Jika kamu melihat ke luar jendela, kamu akan melihat sekelompok orang memarkir mobil mereka dan berpakaian rapi― setidaknya beberapa orang tidak seperti serangga ini dengan pakaian kasual mereka―ke acara tertentu.
"Umatku di sini untuk memujiku lebih awal."
Semua orang berkumpul untuk menciptakan pemandangan indah ini―kecuali kamu, serangga dengan pakaian kasualmu.
"Apakah ada sesuatu yang terjadi antara kamu dan orang - orang fanatik ini."
"Gak ada, sayangnya. Iri ya, Domdom?" Aku menggodanya sedikit.

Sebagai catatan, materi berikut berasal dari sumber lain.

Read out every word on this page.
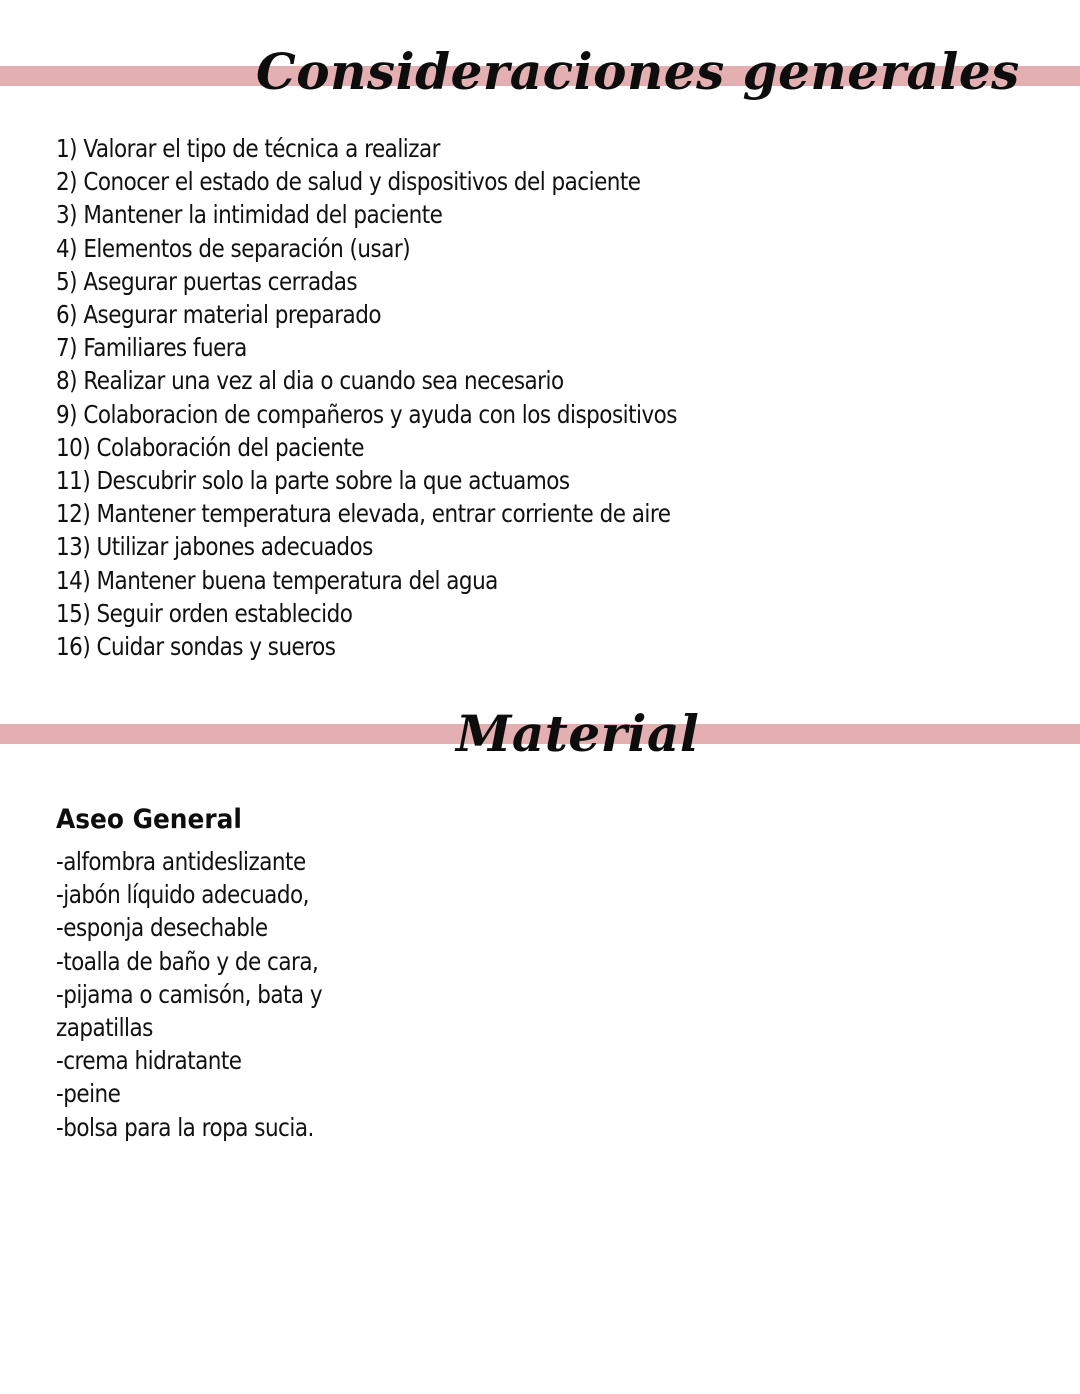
Consideraciones generales
1) Valorar el tipo de técnica a realizar
2) Conocer el estado de salud y dispositivos del paciente
3) Mantener la intimidad del paciente
4) Elementos de separación (usar)
5) Asegurar puertas cerradas
6) Asegurar material preparado
7) Familiares fuera
8) Realizar una vez al dia o cuando sea necesario
9) Colaboracion de compañeros y ayuda con los dispositivos
10) Colaboración del paciente
11) Descubrir solo la parte sobre la que actuamos
12) Mantener temperatura elevada, entrar corriente de aire
13) Utilizar jabones adecuados
14) Mantener buena temperatura del agua
15) Seguir orden establecido
16) Cuidar sondas y sueros
Material
Aseo General
-alfombra antideslizante
-jabón líquido adecuado,
-esponja desechable
-toalla de baño y de cara,
-pijama o camisón, bata y
zapatillas
-crema hidratante
-peine
-bolsa para la ropa sucia.
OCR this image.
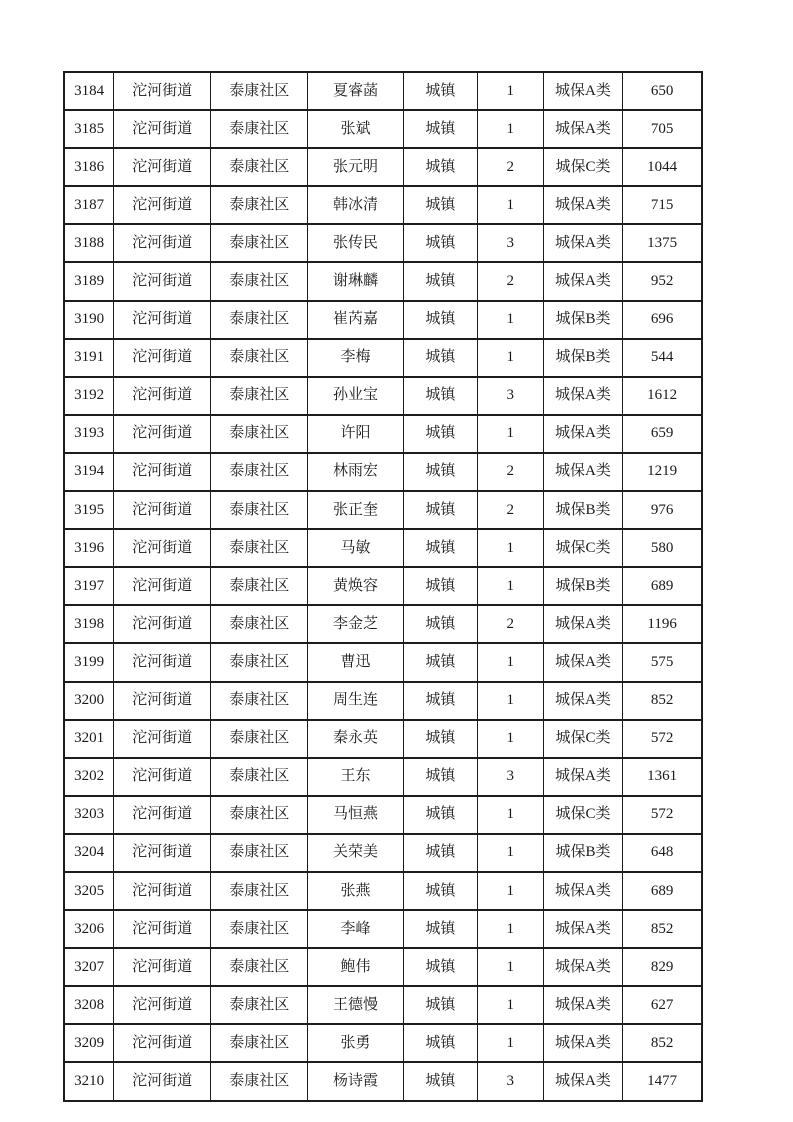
3184	沱河街道	泰康社区	夏睿菡	城镇	1	城保A类	650
3185	沱河街道	泰康社区	张斌	城镇	1	城保A类	705
3186	沱河街道	泰康社区	张元明	城镇	2	城保C类	1044
3187	沱河街道	泰康社区	韩冰清	城镇	1	城保A类	715
3188	沱河街道	泰康社区	张传民	城镇	3	城保A类	1375
3189	沱河街道	泰康社区	谢琳麟	城镇	2	城保A类	952
3190	沱河街道	泰康社区	崔芮嘉	城镇	1	城保B类	696
3191	沱河街道	泰康社区	李梅	城镇	1	城保B类	544
3192	沱河街道	泰康社区	孙业宝	城镇	3	城保A类	1612
3193	沱河街道	泰康社区	许阳	城镇	1	城保A类	659
3194	沱河街道	泰康社区	林雨宏	城镇	2	城保A类	1219
3195	沱河街道	泰康社区	张正奎	城镇	2	城保B类	976
3196	沱河街道	泰康社区	马敏	城镇	1	城保C类	580
3197	沱河街道	泰康社区	黄焕容	城镇	1	城保B类	689
3198	沱河街道	泰康社区	李金芝	城镇	2	城保A类	1196
3199	沱河街道	泰康社区	曹迅	城镇	1	城保A类	575
3200	沱河街道	泰康社区	周生连	城镇	1	城保A类	852
3201	沱河街道	泰康社区	秦永英	城镇	1	城保C类	572
3202	沱河街道	泰康社区	王东	城镇	3	城保A类	1361
3203	沱河街道	泰康社区	马恒燕	城镇	1	城保C类	572
3204	沱河街道	泰康社区	关荣美	城镇	1	城保B类	648
3205	沱河街道	泰康社区	张燕	城镇	1	城保A类	689
3206	沱河街道	泰康社区	李峰	城镇	1	城保A类	852
3207	沱河街道	泰康社区	鲍伟	城镇	1	城保A类	829
3208	沱河街道	泰康社区	王德慢	城镇	1	城保A类	627
3209	沱河街道	泰康社区	张勇	城镇	1	城保A类	852
3210	沱河街道	泰康社区	杨诗霞	城镇	3	城保A类	1477
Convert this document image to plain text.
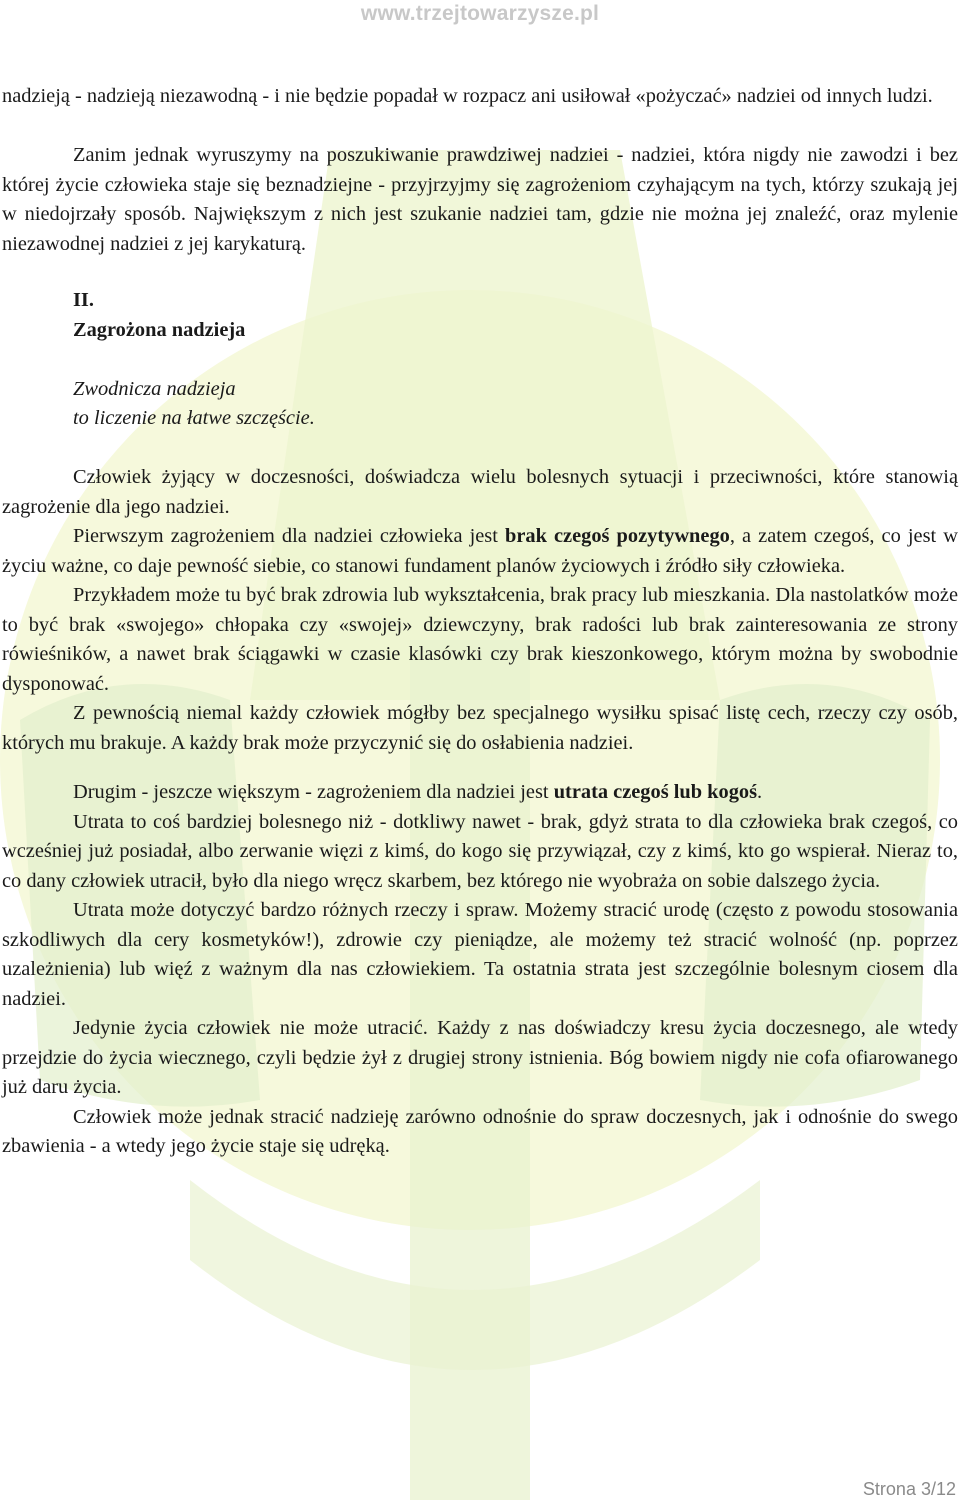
www.trzejtowarzysze.pl

nadzieją - nadzieją niezawodną - i nie będzie popadał w rozpacz ani usiłował «pożyczać» nadziei od innych ludzi.

Zanim jednak wyruszymy na poszukiwanie prawdziwej nadziei - nadziei, która nigdy nie zawodzi i bez której życie człowieka staje się beznadziejne - przyjrzyjmy się zagrożeniom czyhającym na tych, którzy szukają jej w niedojrzały sposób. Największym z nich jest szukanie nadziei tam, gdzie nie można jej znaleźć, oraz mylenie niezawodnej nadziei z jej karykaturą.

II.

Zagrożona nadzieja

Zwodnicza nadzieja

to liczenie na łatwe szczęście.

Człowiek żyjący w doczesności, doświadcza wielu bolesnych sytuacji i przeciwności, które stanowią zagrożenie dla jego nadziei.

Pierwszym zagrożeniem dla nadziei człowieka jest brak czegoś pozytywnego, a zatem czegoś, co jest w życiu ważne, co daje pewność siebie, co stanowi fundament planów życiowych i źródło siły człowieka.

Przykładem może tu być brak zdrowia lub wykształcenia, brak pracy lub mieszkania. Dla nastolatków może to być brak «swojego» chłopaka czy «swojej» dziewczyny, brak radości lub brak zainteresowania ze strony rówieśników, a nawet brak ściągawki w czasie klasówki czy brak kieszonkowego, którym można by swobodnie dysponować.

Z pewnością niemal każdy człowiek mógłby bez specjalnego wysiłku spisać listę cech, rzeczy czy osób, których mu brakuje. A każdy brak może przyczynić się do osłabienia nadziei.

Drugim - jeszcze większym - zagrożeniem dla nadziei jest utrata czegoś lub kogoś.

Utrata to coś bardziej bolesnego niż - dotkliwy nawet - brak, gdyż strata to dla człowieka brak czegoś, co wcześniej już posiadał, albo zerwanie więzi z kimś, do kogo się przywiązał, czy z kimś, kto go wspierał. Nieraz to, co dany człowiek utracił, było dla niego wręcz skarbem, bez którego nie wyobraża on sobie dalszego życia.

Utrata może dotyczyć bardzo różnych rzeczy i spraw. Możemy stracić urodę (często z powodu stosowania szkodliwych dla cery kosmetyków!), zdrowie czy pieniądze, ale możemy też stracić wolność (np. poprzez uzależnienia) lub więź z ważnym dla nas człowiekiem. Ta ostatnia strata jest szczególnie bolesnym ciosem dla nadziei.

Jedynie życia człowiek nie może utracić. Każdy z nas doświadczy kresu życia doczesnego, ale wtedy przejdzie do życia wiecznego, czyli będzie żył z drugiej strony istnienia. Bóg bowiem nigdy nie cofa ofiarowanego już daru życia.

Człowiek może jednak stracić nadzieję zarówno odnośnie do spraw doczesnych, jak i odnośnie do swego zbawienia - a wtedy jego życie staje się udręką.

Strona 3/12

"Aku hanya khawatir, mengetahui statusmu dan… Nevermind."
"Jutaan pesonaku, bukan?"
"Bukan."
Terkadang, aku tidak tahu apakah dia orang yang bebal atau balik menggodaku dengan wajah dan respons datarnya. Oke, kembali ke topik.
"Tapi ini bagus, bukan? Bandingkan dengan apa yang kita miliki sebelumnya."
Ketika aku melihat ke luar jendela, yang kulihat hanyalah kumpulan manusia, kumpulan yang tiba ketika matahari masih berada di atas cakrawala di barat.
"Hanya sekelompok orang yang mencari penebusan di sini. Pasangan itu ada di sana agar cinta mereka dilindungi. Para tunawisma―bahkan dengan kemeja compang-camping―datang dengan kondisi sobek, tidak seperti orang biasa lainnya. Laki-laki dan perempuan hadir untuk menyucikan dosa-dosa mereka. Dan mereka semua berdoa kepada malaikat yang melindungi mereka dari antara matahari dan bulan."
Aku melihat pantulan diriku di jendela kaca ini dan kerumunan orang di belakangnya. Semuanya adalah wajah puas.
"Statistik populasi tentu setuju dengan hal itu," katanya ketika mobil mulai menjauh dari taman.
"Um, oke?" Kaku seperti biasanya.
"Kamu kedengaran seperti geregi karatan, Dom."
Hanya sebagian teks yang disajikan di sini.